[A Catarse e a Máquina de Datilografar]
Vejam, vale a pena... é por aqui, ó; http://www.recantodasletras.com.br/poesias/2270128 — é o site da “Meus Momentos” – isto é, pelo que li, ela é os “Meus Momentos”, quero dizer, que a ela pertencem momentos de uma candura como esse que a gente lê aí, nesse endereço. E para muita gente, essa é a visão, a sensação causada por uma antiga máquina de escrever. Mas não para mim!
Aí vai um contraponto que não é bom, nem ruim... é disgusting, é cáustico, mas não o bastante, não na medida que eu gostaria que fosse! E para ser mais contrariante ainda, digo que gostei de ser lembrado dessas máquinas... gostei: é catártico lembrar dessas velharias!
As coisas em si mesmas, nada são — nosso olhar é que lhes cola um sentido que as torna boas ou más. Eu gosto dessa possibilidade sempre aberta de ter uma opinião destoante da minha. Não “me gosto”, nunca tive tempo para isto! Aliás, não faz sentido essa frase — gostar de si — para quem escapou à força, a poder de esforço intenso da condição humilhante em que nasceu e cresceu – pobreza, para quem tem os olhos abertos, para quem foi ensinado a olhar longe, é sim, humilhante – pois é, não me gosto, e não gosto de espelhos... cada tem sua estrada!

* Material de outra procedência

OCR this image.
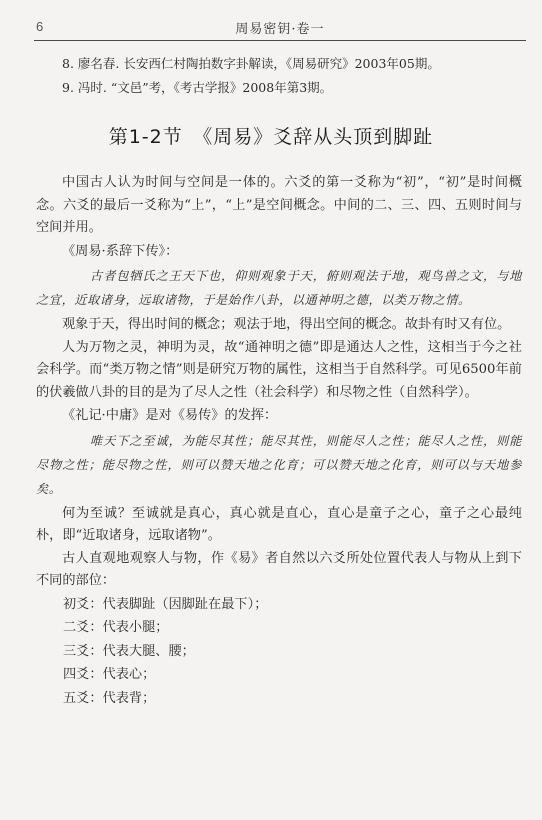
6	周易密钥·卷一
8. 廖名春. 长安西仁村陶拍数字卦解读，《周易研究》2003年05期。
9. 冯时. “文邑”考，《考古学报》2008年第3期。
第1-2节　《周易》爻辞从头顶到脚趾

中国古人认为时间与空间是一体的。六爻的第一爻称为“初”，“初”是时间概念。六爻的最后一爻称为“上”，“上”是空间概念。中间的二、三、四、五则时间与空间并用。

《周易·系辞下传》：

古者包牺氏之王天下也，仰则观象于天，俯则观法于地，观鸟兽之文，与地之宜，近取诸身，远取诸物，于是始作八卦，以通神明之德，以类万物之情。

观象于天，得出时间的概念；观法于地，得出空间的概念。故卦有时又有位。

人为万物之灵，神明为灵，故“通神明之德”即是通达人之性，这相当于今之社会科学。而“类万物之情”则是研究万物的属性，这相当于自然科学。可见6500年前的伏羲做八卦的目的是为了尽人之性（社会科学）和尽物之性（自然科学）。

《礼记·中庸》是对《易传》的发挥：

唯天下之至诚，为能尽其性；能尽其性，则能尽人之性；能尽人之性，则能尽物之性；能尽物之性，则可以赞天地之化育；可以赞天地之化育，则可以与天地参矣。

何为至诚？至诚就是真心，真心就是直心，直心是童子之心，童子之心最纯朴，即“近取诸身，远取诸物”。

古人直观地观察人与物，作《易》者自然以六爻所处位置代表人与物从上到下不同的部位：

初爻：代表脚趾（因脚趾在最下）；

二爻：代表小腿；

三爻：代表大腿、腰；

四爻：代表心；

五爻：代表背；
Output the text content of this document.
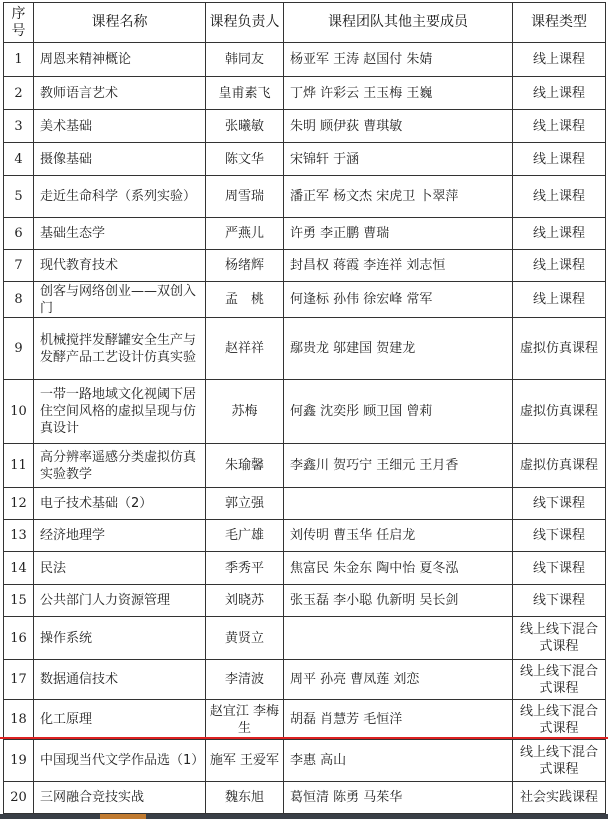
序号	课程名称	课程负责人	课程团队其他主要成员	课程类型
1	周恩来精神概论	韩同友	杨亚军 王涛 赵国付 朱婧	线上课程
2	教师语言艺术	皇甫素飞	丁烨 许彩云 王玉梅 王巍	线上课程
3	美术基础	张曦敏	朱明 顾伊荻 曹琪敏	线上课程
4	摄像基础	陈文华	宋锦轩 于涵	线上课程
5	走近生命科学（系列实验）	周雪瑞	潘正军 杨文杰 宋虎卫 卜翠萍	线上课程
6	基础生态学	严燕儿	许勇 李正鹏 曹瑞	线上课程
7	现代教育技术	杨绪辉	封昌权 蒋霞 李连祥 刘志恒	线上课程
8	创客与网络创业——双创入门	孟　桃	何逢标 孙伟 徐宏峰 常军	线上课程
9	机械搅拌发酵罐安全生产与发酵产品工艺设计仿真实验	赵祥祥	鄢贵龙 邬建国 贺建龙	虚拟仿真课程
10	一带一路地域文化视阈下居住空间风格的虚拟呈现与仿真设计	苏梅	何鑫 沈奕彤 顾卫国 曾莉	虚拟仿真课程
11	高分辨率遥感分类虚拟仿真实验教学	朱瑜馨	李鑫川 贺巧宁 王细元 王月香	虚拟仿真课程
12	电子技术基础（2）	郭立强		线下课程
13	经济地理学	毛广雄	刘传明 曹玉华 任启龙	线下课程
14	民法	季秀平	焦富民 朱金东 陶中怡 夏冬泓	线下课程
15	公共部门人力资源管理	刘晓苏	张玉磊 李小聪 仇新明 吴长剑	线下课程
16	操作系统	黄贤立		线上线下混合式课程
17	数据通信技术	李清波	周平 孙亮 曹凤莲 刘恋	线上线下混合式课程
18	化工原理	赵宜江 李梅生	胡磊 肖慧芳 毛恒洋	线上线下混合式课程
19	中国现当代文学作品选（1）	施军 王爱军	李惠 高山	线上线下混合式课程
20	三网融合竞技实战	魏东旭	葛恒清 陈勇 马茱华	社会实践课程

Pois bem... diferente da “Meus Momentos”, não tenho essa suave visão das antigas máquinas de escrever. Eu as vejo com olhos duros, amargos, ressentidos... são, para mim, um forte símbolo do que experimentei de opressão, e de sofrimento. Eu não consigo enumerar as vezes em que elas me causaram males — danos psicológicos que deixaram traços fundos em meu espírito. Começo leve, dizendo do quanto sofri ao digitar longos trechos da minha dissertação de mestrado, pudesse, eu a escreveria à mão! Felizmente, no tempo da minha tese de doutoramento, já havia, nos USA, os processadores eletrônicos, e tive a maciez de um teclado de terminal de computador para eu digitar o meu trabalho — se bem que lá, eles até aceitariam uma tese escrita... à mão!
O pior do símbolo vem de longe: em criança, eu sofria muito, muito quando escutava o matraquear dessas malditas numa repartição pública qualquer! As horas que um mal-nascido como eu espera numa salinha mal-cheirosa enquanto a má-vontade, o rancor de um funcionário datilografa um documento... a minha angústia acompanhava as mãos rápidas do silencioso funcionário do alistamento militar, que, enquanto datilografava o meu futuro, não me dizia nada do resultado do maldito alistamento – estaria eu livre para continuar meus estudos... ou condenado a perder um longo ano? Quem mandou, quem... quem mandou nascer sem terras, sem posses? Ah, essa necessidade de abrir caminho lutando, a faca entre os dentes... ali, naquela salinha, ao som daquela matraca, minha revolta me sufocava!
E mais: eu morava próximo de uma Delegacia de Polícia, e via, sobre as pesadas escrivaninhas, as malditas máquinas de onde saía, escrita, a sorte de um infeliz qualquer. Da rua, e morrendo de medo, eu via os homens de terno de linho, lá dentro, esperando sair o “papel”... eu ouvia o matraquear da máquina de escrever, escutava a campanhinha no retorno do carro; eu engolia em seco, e ouvia ressoar na escrivaninha o tranco que o carro da máquina dava ao retornar rapidamente. Sabia muito bem que a opressão sobre a pobreza, a violência contra os indefesos, contra as viúvas, a prisão injusta estava sendo lavrada ao som daquelas batidas – batidas do demônio, eu pensava — quando eu crescer, eu queimo, eu destruo uma desgraça dessas!
Tanta fúria impotente contra um reles símbolo, hoje substituído por outro dispositivo que escreve a desgraça alheia com mais eficácia e elegância — um microcomputador e uma impressora a laser? Que seja... eu exagero — mas o que fazer se não posso evitar a lembrança ruim que me causa uma máquina de datilografar? Cada um, cada um!
Mais uma catarse – será que há outra cura para este meu mal?